Blue Noses, The Candle of Our Life, 2004, from the "Russia 2" exhibit.Photo: Courtesy of White Box (Candle of Our Life)

It’s been estimated that, if not for Stalin, a revolution, and two world wars, there’d be about 100 million more people alive in the former Soviet Union. As the Guggenheim’s bombastic Putin-sanctioned “Russia!” exhibit finishes up its run, it bears remembering the paintings not painted, the Chagalls who never made it to Paris, the Yiddish writers summarily shot, and the cautious Soviet talents who thought better of straying from the trite steelworkers and tractors mandated by socialist realism. Ever heard of Ikhil Shraibman? He was one of a handful of Yiddish fabulists who survived Stalin. He died last month in Moldova, age 93, obscure and underappreciated. He was one of the lucky ones.
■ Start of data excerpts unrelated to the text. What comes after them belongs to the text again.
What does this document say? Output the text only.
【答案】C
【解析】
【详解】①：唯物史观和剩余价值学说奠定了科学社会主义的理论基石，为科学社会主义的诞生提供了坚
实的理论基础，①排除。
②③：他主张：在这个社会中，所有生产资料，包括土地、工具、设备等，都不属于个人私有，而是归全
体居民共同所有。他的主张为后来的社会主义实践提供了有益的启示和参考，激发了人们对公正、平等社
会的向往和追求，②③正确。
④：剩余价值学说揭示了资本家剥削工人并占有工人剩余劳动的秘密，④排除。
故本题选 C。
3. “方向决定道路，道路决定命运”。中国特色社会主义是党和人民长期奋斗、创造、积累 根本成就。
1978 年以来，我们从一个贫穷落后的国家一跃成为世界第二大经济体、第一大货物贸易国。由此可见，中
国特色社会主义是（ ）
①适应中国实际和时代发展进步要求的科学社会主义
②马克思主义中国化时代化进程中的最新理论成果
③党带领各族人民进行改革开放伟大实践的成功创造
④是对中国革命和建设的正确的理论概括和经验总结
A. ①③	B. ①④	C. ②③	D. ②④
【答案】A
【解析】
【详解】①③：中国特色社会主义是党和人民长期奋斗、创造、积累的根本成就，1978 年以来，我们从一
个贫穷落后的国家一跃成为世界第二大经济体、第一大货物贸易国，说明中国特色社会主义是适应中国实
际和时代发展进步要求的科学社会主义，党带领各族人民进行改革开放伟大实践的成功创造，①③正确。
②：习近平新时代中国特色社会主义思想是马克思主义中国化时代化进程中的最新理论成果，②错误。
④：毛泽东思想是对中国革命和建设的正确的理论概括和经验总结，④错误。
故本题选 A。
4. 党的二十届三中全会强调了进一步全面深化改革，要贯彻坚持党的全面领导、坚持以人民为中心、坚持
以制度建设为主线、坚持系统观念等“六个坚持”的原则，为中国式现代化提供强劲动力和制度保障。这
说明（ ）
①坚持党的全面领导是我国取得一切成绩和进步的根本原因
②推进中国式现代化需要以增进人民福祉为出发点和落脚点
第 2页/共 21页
Two new American novels serve as reminders of what was lost. At least one of them—Olga Grushin’s The Dream Life of Sukhanov—will tower over the majority of what publishers put out this year, though the less successfulThe World to Come, by Dara Horn, is still a worthy tribute to Russia’s ill-fated artists. At the start of Horn’s book, a study for Chagall’s Over Vitebsk, valued at $1 million, is stolen from a New York City Jewish institution during a singles mixer. The sketch, it turns out, has a long and complicated provenance. Given by the artist to a Jewish orphan named Boris Kulbak, it moves through the family after Kulbak is executed for “Zionist” activities in 1951. His betrayer, Sergei Popov, is a brutish apparatchik tasked with identifying artistic forgeries and performing other, less official work—like running over enemies of the people with a truck.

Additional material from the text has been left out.